INTRODUCTION: Glioblastoma (GBM) is the most common primary malignant brain tumor and has a 1.6-fold higher incidence and shorter survival in men versus women. Gene expression differences may contribute to gender-specific differences. METHODS: Single cell RNA-sequencing (scRNA-seq) was conducted on 19,642 cells from primary IDH-wild type GBM patients of both sexes (n = 11 total, 5 men and 6 women). A two-sample t-test was conducted on average age between sexes.
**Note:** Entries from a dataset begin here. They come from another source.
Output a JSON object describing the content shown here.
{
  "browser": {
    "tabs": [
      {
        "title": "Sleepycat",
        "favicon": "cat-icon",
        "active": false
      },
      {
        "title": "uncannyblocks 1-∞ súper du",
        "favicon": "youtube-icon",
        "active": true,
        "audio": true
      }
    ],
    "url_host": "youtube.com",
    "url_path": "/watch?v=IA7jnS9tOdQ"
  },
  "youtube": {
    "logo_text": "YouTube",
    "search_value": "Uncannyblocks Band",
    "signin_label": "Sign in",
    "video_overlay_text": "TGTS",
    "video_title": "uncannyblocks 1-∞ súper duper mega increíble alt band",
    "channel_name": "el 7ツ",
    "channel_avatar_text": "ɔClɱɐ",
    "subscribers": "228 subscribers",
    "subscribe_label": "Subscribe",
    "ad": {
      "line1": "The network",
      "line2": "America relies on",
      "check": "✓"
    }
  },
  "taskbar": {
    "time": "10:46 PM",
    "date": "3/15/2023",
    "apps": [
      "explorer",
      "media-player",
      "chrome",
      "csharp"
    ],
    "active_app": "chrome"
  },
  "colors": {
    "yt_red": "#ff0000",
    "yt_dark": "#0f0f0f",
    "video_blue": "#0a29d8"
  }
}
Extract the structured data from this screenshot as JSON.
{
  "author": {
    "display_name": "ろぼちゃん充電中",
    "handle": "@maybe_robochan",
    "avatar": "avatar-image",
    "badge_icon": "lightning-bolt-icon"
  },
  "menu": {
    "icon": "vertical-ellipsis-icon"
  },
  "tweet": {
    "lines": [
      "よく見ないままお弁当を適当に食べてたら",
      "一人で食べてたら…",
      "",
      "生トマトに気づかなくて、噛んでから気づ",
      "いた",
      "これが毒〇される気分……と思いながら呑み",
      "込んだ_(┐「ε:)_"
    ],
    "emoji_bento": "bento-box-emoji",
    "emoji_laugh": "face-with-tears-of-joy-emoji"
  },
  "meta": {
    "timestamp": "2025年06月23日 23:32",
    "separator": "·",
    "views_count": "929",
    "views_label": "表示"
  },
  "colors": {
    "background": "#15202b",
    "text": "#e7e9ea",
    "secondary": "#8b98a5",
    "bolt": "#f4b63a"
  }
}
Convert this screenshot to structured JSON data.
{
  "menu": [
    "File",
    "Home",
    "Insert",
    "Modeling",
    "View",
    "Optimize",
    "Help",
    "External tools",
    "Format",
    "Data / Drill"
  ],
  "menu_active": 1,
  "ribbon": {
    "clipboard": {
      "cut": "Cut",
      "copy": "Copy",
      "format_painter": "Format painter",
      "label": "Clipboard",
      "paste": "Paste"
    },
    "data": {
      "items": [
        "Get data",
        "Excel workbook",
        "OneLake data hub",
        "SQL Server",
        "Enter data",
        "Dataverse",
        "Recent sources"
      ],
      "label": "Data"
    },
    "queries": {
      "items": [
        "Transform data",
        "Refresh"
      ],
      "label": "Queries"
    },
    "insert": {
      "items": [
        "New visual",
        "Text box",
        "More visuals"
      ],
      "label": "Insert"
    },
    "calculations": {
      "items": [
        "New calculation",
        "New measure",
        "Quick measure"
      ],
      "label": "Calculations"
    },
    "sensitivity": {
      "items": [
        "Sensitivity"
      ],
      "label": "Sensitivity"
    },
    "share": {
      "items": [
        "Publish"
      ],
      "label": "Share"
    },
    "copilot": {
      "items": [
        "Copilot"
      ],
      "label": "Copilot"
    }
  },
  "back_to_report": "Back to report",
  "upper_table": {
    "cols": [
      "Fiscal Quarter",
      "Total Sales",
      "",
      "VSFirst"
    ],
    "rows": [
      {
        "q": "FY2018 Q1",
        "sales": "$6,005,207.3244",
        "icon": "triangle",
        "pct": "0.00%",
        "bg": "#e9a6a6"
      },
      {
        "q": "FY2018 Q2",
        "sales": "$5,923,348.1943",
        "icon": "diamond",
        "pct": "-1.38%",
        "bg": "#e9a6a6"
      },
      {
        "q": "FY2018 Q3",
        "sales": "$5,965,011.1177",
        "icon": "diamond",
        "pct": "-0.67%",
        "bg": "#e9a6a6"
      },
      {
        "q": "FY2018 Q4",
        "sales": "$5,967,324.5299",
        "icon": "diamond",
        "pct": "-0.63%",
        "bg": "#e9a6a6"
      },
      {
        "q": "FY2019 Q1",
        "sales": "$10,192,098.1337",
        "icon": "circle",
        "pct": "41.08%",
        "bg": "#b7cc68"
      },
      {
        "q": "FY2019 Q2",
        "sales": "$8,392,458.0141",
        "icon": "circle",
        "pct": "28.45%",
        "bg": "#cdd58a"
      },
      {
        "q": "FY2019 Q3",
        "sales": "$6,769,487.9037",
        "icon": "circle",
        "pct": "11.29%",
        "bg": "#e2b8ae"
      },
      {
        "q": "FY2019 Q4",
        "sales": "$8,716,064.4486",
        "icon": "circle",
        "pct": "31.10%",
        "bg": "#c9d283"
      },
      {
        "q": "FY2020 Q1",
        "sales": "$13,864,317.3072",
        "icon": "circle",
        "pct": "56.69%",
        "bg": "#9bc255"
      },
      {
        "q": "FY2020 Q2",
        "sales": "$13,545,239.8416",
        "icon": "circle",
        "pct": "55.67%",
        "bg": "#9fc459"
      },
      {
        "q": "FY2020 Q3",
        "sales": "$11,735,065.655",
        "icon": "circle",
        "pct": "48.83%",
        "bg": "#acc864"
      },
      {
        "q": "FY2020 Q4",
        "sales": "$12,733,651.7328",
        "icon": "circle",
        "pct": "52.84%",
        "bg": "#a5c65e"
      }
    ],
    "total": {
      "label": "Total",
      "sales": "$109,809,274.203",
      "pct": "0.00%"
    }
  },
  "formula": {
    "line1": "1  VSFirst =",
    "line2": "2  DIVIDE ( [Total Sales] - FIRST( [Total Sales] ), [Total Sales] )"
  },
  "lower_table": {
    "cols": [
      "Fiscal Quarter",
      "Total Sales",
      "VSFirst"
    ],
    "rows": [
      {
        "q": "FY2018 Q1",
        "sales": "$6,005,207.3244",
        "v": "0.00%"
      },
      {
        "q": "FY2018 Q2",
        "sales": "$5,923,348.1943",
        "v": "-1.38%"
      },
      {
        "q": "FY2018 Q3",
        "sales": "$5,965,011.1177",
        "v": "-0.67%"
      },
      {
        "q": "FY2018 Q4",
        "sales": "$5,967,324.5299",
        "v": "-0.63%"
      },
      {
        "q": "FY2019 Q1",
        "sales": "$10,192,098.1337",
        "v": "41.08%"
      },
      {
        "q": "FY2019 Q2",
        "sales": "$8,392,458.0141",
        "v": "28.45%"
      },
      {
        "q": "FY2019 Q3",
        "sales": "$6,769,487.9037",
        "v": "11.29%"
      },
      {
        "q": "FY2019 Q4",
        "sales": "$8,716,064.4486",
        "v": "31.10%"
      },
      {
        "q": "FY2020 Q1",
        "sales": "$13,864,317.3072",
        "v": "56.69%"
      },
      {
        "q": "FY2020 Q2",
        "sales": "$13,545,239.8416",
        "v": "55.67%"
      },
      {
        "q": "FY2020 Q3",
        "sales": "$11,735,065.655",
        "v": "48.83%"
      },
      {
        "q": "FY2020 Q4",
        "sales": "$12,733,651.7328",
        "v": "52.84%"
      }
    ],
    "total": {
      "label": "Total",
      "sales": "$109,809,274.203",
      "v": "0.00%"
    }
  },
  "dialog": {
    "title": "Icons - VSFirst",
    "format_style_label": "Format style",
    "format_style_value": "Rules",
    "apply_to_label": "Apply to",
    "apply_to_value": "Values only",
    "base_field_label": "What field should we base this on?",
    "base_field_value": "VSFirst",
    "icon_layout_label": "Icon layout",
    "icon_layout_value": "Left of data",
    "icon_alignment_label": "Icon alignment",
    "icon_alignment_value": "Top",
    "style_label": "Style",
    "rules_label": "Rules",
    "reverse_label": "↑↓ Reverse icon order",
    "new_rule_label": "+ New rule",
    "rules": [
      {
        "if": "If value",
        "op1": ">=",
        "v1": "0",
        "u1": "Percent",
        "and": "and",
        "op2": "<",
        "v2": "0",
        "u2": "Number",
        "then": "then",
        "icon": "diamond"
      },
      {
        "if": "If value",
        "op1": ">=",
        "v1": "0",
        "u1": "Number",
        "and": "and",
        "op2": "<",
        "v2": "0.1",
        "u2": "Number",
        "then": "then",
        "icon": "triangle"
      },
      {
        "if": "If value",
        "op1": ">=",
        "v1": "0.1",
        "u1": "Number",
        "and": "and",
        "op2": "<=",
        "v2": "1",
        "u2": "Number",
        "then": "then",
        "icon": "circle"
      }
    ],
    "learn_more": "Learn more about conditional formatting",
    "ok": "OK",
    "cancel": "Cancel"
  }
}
Kaplan-Meier curves were used to evaluate survival between sexes. Bulk RNA-sequencing data was accessed via The Cancer Genome Atlas GBM dataset. Functional enrichment analyses were conducted on both scRNA and bulk RNA-seq data to determine relevant pathways from upregulated genes and visualized as gene concept networks via R. RESULTS: There was no difference in age (63.8 versus 53.8 years in men and women respectively) and survival (24 versus 26 months in men and women respectively). scRNA-seq functional enrichment analysis revealed myeloid cell upregulation in men and increased expression of angiogenesis genes such as ADM in women. There was no difference in T cell gene expression between sexes. Bulk RNA-seq analysis of 90 men and 50 women revealed marked elevation of immunoglobulin genes in men and innate genes such as M1 marker NOS2 in women. CONCLUSIONS: Innate myeloid and adaptive humoral components are highly upregulated in men with GBM compared to women, with no differences seen in T cell expression between sexes. This may contribute to higher incidences and shorter survival in men versus women, which should be accounted for in clinical trial evaluation.